In MISO, the evening peak is also coming earlier, likely the result not having to wait for commuters to return home.
“Businesses aren’t starting up in the morning, schools aren’t opening, people aren’t commuting,” Allerman said. “People working at home are starting their day a little later.”
The drops in demand are also sharpest during the “peakier” periods, he said.
The drop in demand and the shifts in electricity use during the day present challenges for utilities.
“The thing they are struggling with is that internal load forecasts aren’t panning out,” Allerman said. “They trying to figure out when and how much generation is needed … We are seeing things we’ve never seen before.”
With the drop in revenues from electricity sales, utilities are relying more on their least-cost generation, which in many cases are wind and solar, which have lower operating expenses and no fuel costs.
“Renewables are poised to gain more share in 2020 than ever before,” the Raymond James report said. “This is not despite the tough industry backdrop – in fact, it is because of that backdrop.” The emphasis is Raymond James’.
The EIA is projecting that renewable generation will grow by 11 percent in 2020 while coal-fired generation falls 20 percent. “Renewable energy is typically dispatched whenever it is available because of its low operating cost,” the agency said.
Preliminary data from March and April indicate that both coal and natural gas are running less due to lower demand, according to Mark Dyson, a principal in RMI’s electricity practice.

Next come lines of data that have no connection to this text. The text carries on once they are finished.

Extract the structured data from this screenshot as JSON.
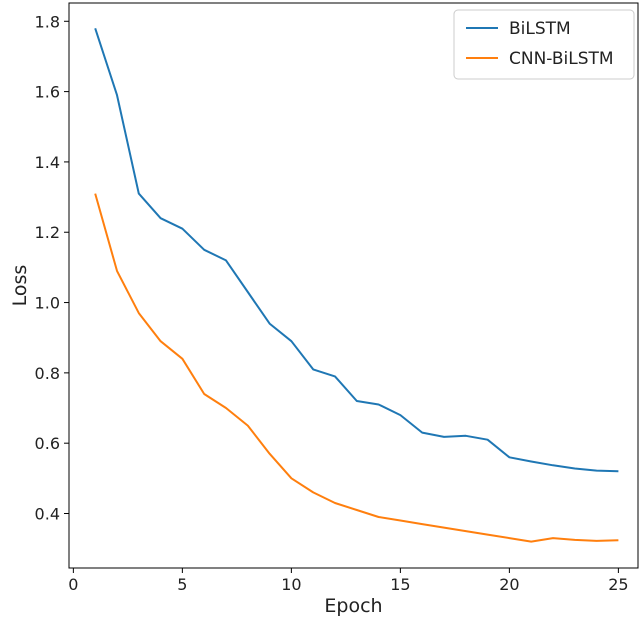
{
  "chart_data": {
    "type": "line",
    "xlabel": "Epoch",
    "ylabel": "Loss",
    "xlim": [
      -0.2,
      25.9
    ],
    "ylim": [
      0.245,
      1.852
    ],
    "xticks": [
      0,
      5,
      10,
      15,
      20,
      25
    ],
    "yticks": [
      0.4,
      0.6,
      0.8,
      1.0,
      1.2,
      1.4,
      1.6,
      1.8
    ],
    "grid": false,
    "legend": "top-right",
    "x": [
      1,
      2,
      3,
      4,
      5,
      6,
      7,
      8,
      9,
      10,
      11,
      12,
      13,
      14,
      15,
      16,
      17,
      18,
      19,
      20,
      21,
      22,
      23,
      24,
      25
    ],
    "series": [
      {
        "name": "BiLSTM",
        "color": "#1f77b4",
        "values": [
          1.78,
          1.59,
          1.31,
          1.24,
          1.21,
          1.15,
          1.12,
          1.03,
          0.94,
          0.89,
          0.81,
          0.79,
          0.72,
          0.71,
          0.68,
          0.63,
          0.618,
          0.621,
          0.61,
          0.56,
          0.548,
          0.537,
          0.528,
          0.522,
          0.52
        ]
      },
      {
        "name": "CNN-BiLSTM",
        "color": "#ff7f0e",
        "values": [
          1.31,
          1.09,
          0.97,
          0.89,
          0.84,
          0.74,
          0.7,
          0.65,
          0.57,
          0.5,
          0.46,
          0.43,
          0.41,
          0.39,
          0.38,
          0.37,
          0.36,
          0.35,
          0.34,
          0.33,
          0.32,
          0.33,
          0.325,
          0.322,
          0.324
        ]
      }
    ]
  }
}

“Going forward, we would expect to see coal generation fall faster than gas, as gas fuel prices are depressed due to falling demand and coal plants, especially when gas is cheap, are generally more expensive to operate,” Dyson said in an email.
“We anticipate that even this temporary, near-term drop in load might lead to long-lasting impacts on coal plants, whose economics get worse as they run less, and set off a fresh wave of retirements,” Dyson said.
The loss of revenues will place at least short-term financial pressures on utility balance sheets.
S&P Global Ratings has lowered its outlook for the North American regulated utility sector to negative from stable. “The North America regulated utility industry’s credit quality was already weakening prior to COVID-19,” S&P Global Ratings analysts wrote.
Dyson said, “In the near term, utilities will face revenue shortfalls, but it’s too early to tell the extent or impact of that drop, and how it will affect utilities at the end of the day.”
In the longer term, however, RMI said COVID-19 has slowed the growth of new clean generation projects and behind-the-meter energy efficiency programs. “The present crisis has pushed ‘pause’ on the investment necessary to meet increasingly aggressive climate and clean energy goals set by cities, states, and corporates across the U.S.,” Dyson said.